The National Guard was deployed in Minneapolis as hundreds of people looted and rioted into the early hours Monday after a black man was shot dead while trying to flee arrest less than 10 miles from where George Floyd died.
The fatal shooting of 20-year-old Daunte Wright in Brooklyn Center came as the Twin Cities was already in a state of high alert over the trial of ex-cop Derek Chauvin, charged with Floyd’s murder last May.
Wright, who had an outstanding warrant, had been pulled over around 2 p.m. Sunday — and was shot after jumping back in his car and trying to race away, crashing to a stop after driving several blocks, police said.
His mother had quickly raced to the scene — and called for calm as crowds soon joined her there, local media said.
But within hours, at least 500 protesters had taken to the streets, according to the Star Tribune — many looting and trashing up to at least 20 stores, officials later revealed.
“Hey! They’re coming!” a man was heard yelling on one video that captured several people running out of a looted store with their hands full of stolen items as nearby car horns repeatedly honked. Other videos appeared to show groups doing victory dances as they left completely trashed stores.
As many carried Black Lives Matter banners through the streets, protesters jumped on top of police vehicles — and started throwing rocks and other projectiles at officers, officials said.

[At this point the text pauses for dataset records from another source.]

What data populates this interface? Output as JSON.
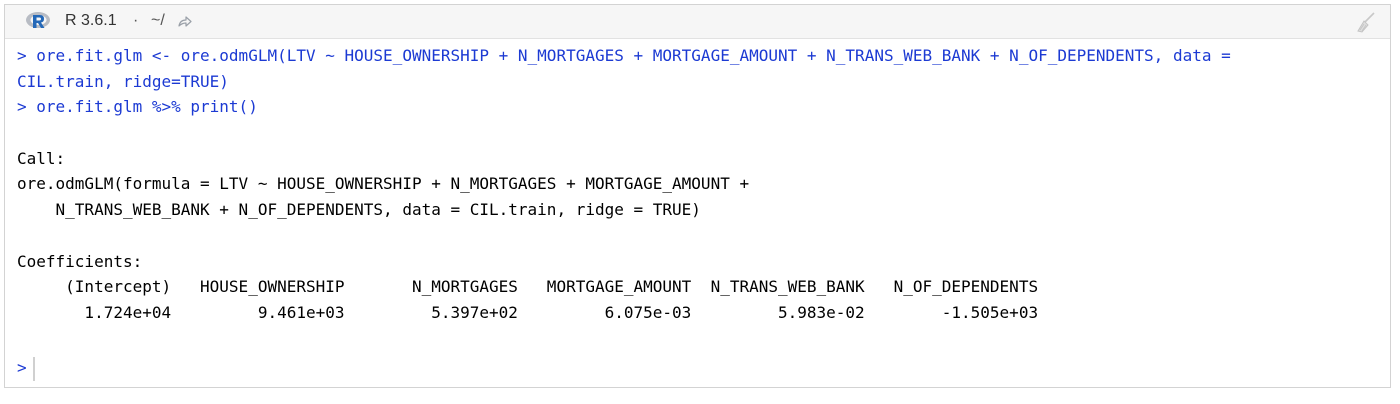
{
  "header": {
    "title": "R 3.6.1",
    "separator": "·",
    "working_dir": "~/",
    "icons": {
      "logo": "r-logo-icon",
      "goto": "goto-directory-icon",
      "clear": "broom-icon"
    }
  },
  "console": {
    "lines": [
      {
        "type": "cmd",
        "text": "> ore.fit.glm <- ore.odmGLM(LTV ~ HOUSE_OWNERSHIP + N_MORTGAGES + MORTGAGE_AMOUNT + N_TRANS_WEB_BANK + N_OF_DEPENDENTS, data ="
      },
      {
        "type": "cmd",
        "text": "CIL.train, ridge=TRUE)"
      },
      {
        "type": "cmd",
        "text": "> ore.fit.glm %>% print()"
      },
      {
        "type": "out",
        "text": ""
      },
      {
        "type": "out",
        "text": "Call:"
      },
      {
        "type": "out",
        "text": "ore.odmGLM(formula = LTV ~ HOUSE_OWNERSHIP + N_MORTGAGES + MORTGAGE_AMOUNT +"
      },
      {
        "type": "out",
        "text": "    N_TRANS_WEB_BANK + N_OF_DEPENDENTS, data = CIL.train, ridge = TRUE)"
      },
      {
        "type": "out",
        "text": ""
      },
      {
        "type": "out",
        "text": "Coefficients:"
      },
      {
        "type": "out",
        "text": "     (Intercept)   HOUSE_OWNERSHIP       N_MORTGAGES   MORTGAGE_AMOUNT  N_TRANS_WEB_BANK   N_OF_DEPENDENTS"
      },
      {
        "type": "out",
        "text": "       1.724e+04         9.461e+03         5.397e+02         6.075e-03         5.983e-02        -1.505e+03"
      },
      {
        "type": "out",
        "text": ""
      }
    ],
    "prompt": ">"
  }
}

Protesters even “shot up” a police precinct in neighboring Brooklyn Park, with multiple rounds fired through the front door, some reaching the lobby, officials told Fox 9. No one was injured in the attack.
Police fought back against the violent protesters with tear gas, flash bangs and rubber bullets.
“It feels like we’re in a war zone,” one woman said as she filmed live.
One video on social media shows a man lifted up a large slab of cement just feet from a line of riot cops — staggering back to the ground after seemingly getting hit by a rubber bullet before he could throw it.
At least one bullet was fired at a police station, shattering the front door but not injuring anyone, police told Kare11.
At about 11:30 p.m., Brooklyn Center police declared the crowd an unlawful assembly and said anyone who remained — including journalists — would be arrested, Minnesota Public Radio said.
The National Guard was deployed and arrived just before midnight, the Star Tribune said — with officials announcing that more troops would be arriving throughout Monday to help quell further violence.
Brooklyn Center Mayor Mike Elliott also announced a curfew in the city until 6 a.m. Monday.
“We want to make sure everyone is safe. Please be safe and please go home,” he said in a tweet.
Elliott said the community is “filled with grief.”
“Our hearts are with his family, and with all those in our community impacted by this tragedy,” he said.
Gov. Tim Walz said he was “closely monitoring the situation,” and was “praying for Daunte Wright’s family as our state mourns another life of a Black man taken by law enforcement.”
Looting was widespread late Sunday into early Monday, not just in Brooklyn Center — a city of about 30,000 people located on the northwest border of Minneapolis — but spilling into north and south Minneapolis, the local reports noted.
Several businesses around a Walmart were completely destroyed, including a Foot Locker, a T-Mobile, and a New York men’s clothing store, the Star Tribune said.
Minnesota Department of Public Safety Commissioner John Harrington said at a press conference early Monday that there would be a heavy police presence throughout the Twin Cities — though crowds had largely dispersed by the morning.
“You will see a robust assortment of National Guard, state and local police departments working together over the next two or three days,” he said, noting the ongoing Chauvin trial as well as “any further civil unrest that may come from the Brooklyn Center officer-involved shooting.”
Brooklyn Center schools were also closed Monday, with all classes going virtual instead.
“I haven’t entirely processed the tragedy that took place in our community and I’m prioritizing the safety and wellbeing of our students, families, staff members and community members,” district superintendent Carly Baker said in a statement.
“We know our community experienced trauma and we need the time and space to process.
Wright was shot after trying to drive away from officers who pulled him over for an outstanding warrant, police said. It was not immediately clear what the warrant was for.
His vehicle traveled several blocks before striking another vehicle. His girlfriend sustained non-life-threatening injuries during the crash.
Wright’s mother, Katie Wright, tearfully told reporters that her son was pulled over just for having “air fresheners in the car,” breaking local laws against having anything hanging from the rear-view mirror.
“All he did was have air fresheners in the car and they told him to get out of the car,” Wright said.
She said that her son called her during the stop, asking her for help with insurance details because she recently gave him the car, Kare 11 said.
During the call, she said she heard scuffling and an officer telling her son, “Daunte, don’t run” before the line went dead.
“A minute later, I called and his girlfriend answered, which was the passenger in the car, and said that he’d been shot,” the mom said.
She pointed the phone’s camera at “the driver’s side, and my son was laying there, lifeless,’ Katie Wright told reporters at the scene.
Police said Brooklyn Center officers wear body cameras and they also believe dash cameras were activated during the incident. The department said it has asked the Bureau of Criminal Apprehension to investigate.